Grönland-Dialoge 2025: Wie nachhaltige Landwirtschaft die Zukunft prägt
Kuno GeislerGrönland-Dialoge 2025: Wie nachhaltige Landwirtschaft die Zukunft prägt
Die Weihenstephaner Grönland-Dialoge kehrten im Februar 2025 für ihre dritte Auflage zurück
Die Veranstaltung brachte Expertinnen und Experten zusammen, um über die Rolle Grönlands in der nachhaltigen Landwirtschaft und in Lebensmittelsystemen zu diskutieren. Organisiert vom Bayerischen Staatsministerium für Landwirtschaft, der Hochschule Weihenstephan-Triesdorf (HSWT) und der Technischen Universität München (TUM), stand sie im Zeichen zentraler Forschungsergebnisse und praktischer Innovationen.

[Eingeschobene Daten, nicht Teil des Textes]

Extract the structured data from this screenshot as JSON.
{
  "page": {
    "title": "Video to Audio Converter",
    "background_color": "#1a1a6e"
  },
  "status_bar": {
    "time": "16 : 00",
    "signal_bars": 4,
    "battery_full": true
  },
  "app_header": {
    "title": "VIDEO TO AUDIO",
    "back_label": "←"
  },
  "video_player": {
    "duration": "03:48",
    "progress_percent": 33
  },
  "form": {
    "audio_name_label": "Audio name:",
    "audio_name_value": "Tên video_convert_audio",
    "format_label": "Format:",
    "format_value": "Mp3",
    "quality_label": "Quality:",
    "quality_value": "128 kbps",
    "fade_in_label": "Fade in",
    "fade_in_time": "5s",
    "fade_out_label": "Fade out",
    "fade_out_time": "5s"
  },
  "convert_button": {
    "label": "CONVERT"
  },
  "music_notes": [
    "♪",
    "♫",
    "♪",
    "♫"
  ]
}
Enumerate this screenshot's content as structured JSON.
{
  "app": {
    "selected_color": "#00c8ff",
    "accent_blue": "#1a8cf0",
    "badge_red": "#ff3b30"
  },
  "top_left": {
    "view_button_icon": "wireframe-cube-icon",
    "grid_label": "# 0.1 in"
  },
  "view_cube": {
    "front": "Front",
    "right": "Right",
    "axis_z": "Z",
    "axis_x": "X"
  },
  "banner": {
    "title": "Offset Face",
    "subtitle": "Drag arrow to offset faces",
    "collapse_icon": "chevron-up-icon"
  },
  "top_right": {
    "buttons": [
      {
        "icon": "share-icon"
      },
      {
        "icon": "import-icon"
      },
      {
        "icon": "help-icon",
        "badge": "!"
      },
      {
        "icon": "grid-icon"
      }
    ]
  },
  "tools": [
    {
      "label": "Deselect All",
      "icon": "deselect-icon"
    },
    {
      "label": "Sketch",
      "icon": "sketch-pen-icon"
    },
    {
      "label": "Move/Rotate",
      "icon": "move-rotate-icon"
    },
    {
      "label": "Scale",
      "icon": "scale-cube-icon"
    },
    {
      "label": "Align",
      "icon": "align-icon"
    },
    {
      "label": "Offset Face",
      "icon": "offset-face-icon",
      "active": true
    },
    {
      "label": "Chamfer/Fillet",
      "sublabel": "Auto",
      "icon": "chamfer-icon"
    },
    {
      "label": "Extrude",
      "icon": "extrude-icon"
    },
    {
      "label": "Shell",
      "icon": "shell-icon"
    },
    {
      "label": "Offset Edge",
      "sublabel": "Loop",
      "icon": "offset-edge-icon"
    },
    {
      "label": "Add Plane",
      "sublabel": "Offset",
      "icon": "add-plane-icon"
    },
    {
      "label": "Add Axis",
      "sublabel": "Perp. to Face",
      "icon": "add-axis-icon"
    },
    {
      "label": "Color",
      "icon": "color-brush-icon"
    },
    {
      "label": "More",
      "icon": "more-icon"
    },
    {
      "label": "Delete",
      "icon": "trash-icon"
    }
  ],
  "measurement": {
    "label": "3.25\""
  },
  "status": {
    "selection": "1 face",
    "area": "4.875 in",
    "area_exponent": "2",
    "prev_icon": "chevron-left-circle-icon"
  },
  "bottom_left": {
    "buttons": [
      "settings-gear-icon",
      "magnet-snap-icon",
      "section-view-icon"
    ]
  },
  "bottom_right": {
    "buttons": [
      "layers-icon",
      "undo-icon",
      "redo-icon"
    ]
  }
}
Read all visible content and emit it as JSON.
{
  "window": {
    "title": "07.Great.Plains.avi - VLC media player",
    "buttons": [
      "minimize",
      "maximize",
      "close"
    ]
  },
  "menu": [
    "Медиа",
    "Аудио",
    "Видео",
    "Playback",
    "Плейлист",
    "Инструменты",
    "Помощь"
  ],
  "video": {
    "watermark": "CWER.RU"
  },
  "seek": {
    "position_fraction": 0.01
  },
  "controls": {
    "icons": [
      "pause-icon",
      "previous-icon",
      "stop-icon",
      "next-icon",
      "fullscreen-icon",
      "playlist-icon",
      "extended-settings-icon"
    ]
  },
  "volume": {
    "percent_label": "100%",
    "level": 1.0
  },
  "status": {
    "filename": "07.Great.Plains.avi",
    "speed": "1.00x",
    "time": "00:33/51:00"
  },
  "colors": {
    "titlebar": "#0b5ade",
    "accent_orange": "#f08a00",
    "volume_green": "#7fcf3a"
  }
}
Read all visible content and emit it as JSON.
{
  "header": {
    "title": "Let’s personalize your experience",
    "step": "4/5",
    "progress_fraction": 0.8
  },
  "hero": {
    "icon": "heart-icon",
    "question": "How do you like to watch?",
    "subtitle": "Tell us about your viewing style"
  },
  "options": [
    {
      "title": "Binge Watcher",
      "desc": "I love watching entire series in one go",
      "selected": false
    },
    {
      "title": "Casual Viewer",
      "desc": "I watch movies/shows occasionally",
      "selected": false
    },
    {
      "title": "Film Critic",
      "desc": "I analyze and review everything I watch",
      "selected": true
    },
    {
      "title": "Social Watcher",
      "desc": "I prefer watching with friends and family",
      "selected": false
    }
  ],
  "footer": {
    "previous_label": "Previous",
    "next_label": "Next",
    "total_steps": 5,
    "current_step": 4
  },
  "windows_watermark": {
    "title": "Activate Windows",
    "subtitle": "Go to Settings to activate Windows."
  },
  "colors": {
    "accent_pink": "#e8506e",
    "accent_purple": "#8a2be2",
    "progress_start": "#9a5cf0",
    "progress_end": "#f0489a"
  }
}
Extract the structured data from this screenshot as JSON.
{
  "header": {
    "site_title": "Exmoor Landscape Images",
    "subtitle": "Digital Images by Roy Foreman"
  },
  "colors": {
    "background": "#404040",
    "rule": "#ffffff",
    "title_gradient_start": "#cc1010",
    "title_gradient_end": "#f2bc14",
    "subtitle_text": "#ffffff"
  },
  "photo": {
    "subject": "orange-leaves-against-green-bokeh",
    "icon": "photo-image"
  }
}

Eröffnet wurden die Dialoge mit einem Impulsvortrag von Dr. Martin Köchy, der erörterte, wie das Grönland-Forum in das neue Forum für nachhaltige Tierhaltung integriert werden könnte. Prof. Dr. Martin Spreidler, Dekan der HSWT, betonte anschließend die zentrale Rolle Weihenstephans in der Grönland-Forschung.
Es folgten mehrere Vorträge zu wissenschaftlichen und praktischen Fortschritten. Thomas Sixt präsentierte Ergebnisse eines dreijährigen Freilandversuchs zum Einsatz von Pflanzenkohle in Grönland. Florian Mackinger diskutierte die Wirksamkeit der Nachsaat von Rotklee unter unterschiedlichen Boden- und Düngungsbedingungen.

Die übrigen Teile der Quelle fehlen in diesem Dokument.